The information technology space, Kress said, needs to see a significant shift away from the use of narrowly structured data and workflows to a system of applications providing a data feed, which includes machine learning and artificial intelligence.

“A system isn’t just taking in structured data and creating structured outputs, but is constantly sipping at the lake of data and learning and producing more complex feedback and distributing feeds to other systems,” he said. Telemedicine and telehealth, paired with remote monitoring software, wearables, sensors, Apple and the internet of things are generating data feeds, Kress pointed out. 

The process, he said, is driving a whole new way for enterprises to think about their relationships with their customers. 

A problem, Kress said, is that collaborative care is “undersensored” — only 5% of data come from sensors, with the remaining 95% being personal report data.
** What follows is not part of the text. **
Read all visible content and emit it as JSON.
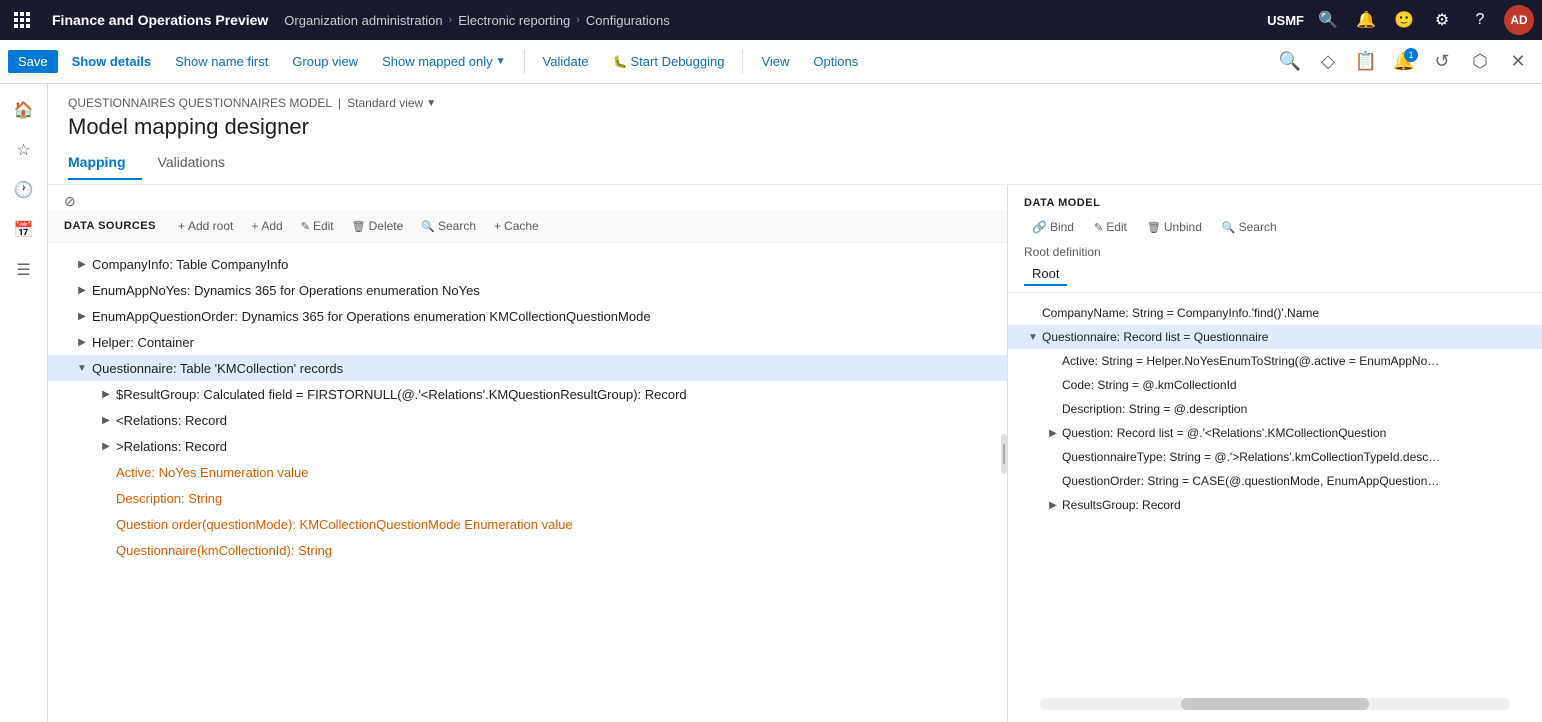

Either there is no electronic data, or the data are in a silo and not being shared, he said.

“For any enterprise seeking to support a consumer’s desire for whole health, they are facing the same thing,” Kress said. “That enterprise is still collecting a dearth of data that allows them to deliver meaningful engagement.”

Organizations need to focus on crafting person-centered experiences that are designed and curated for the individual, he said, adding that moving to experiences means moving beyond services to engagement.

“The most powerful interface and engagement is about attention,” Kress said. “Your ability to create results for your consumer is to the extent that they are paying attention to you.”

Collaborative care organizations of the future, he said, will be thinking about how technology is about marketing — how to motivate change and create impact for people. The winners, Kress said, will deliver affordability at scale and learn how to support consumers with as holistic as possible the personal well-being concept.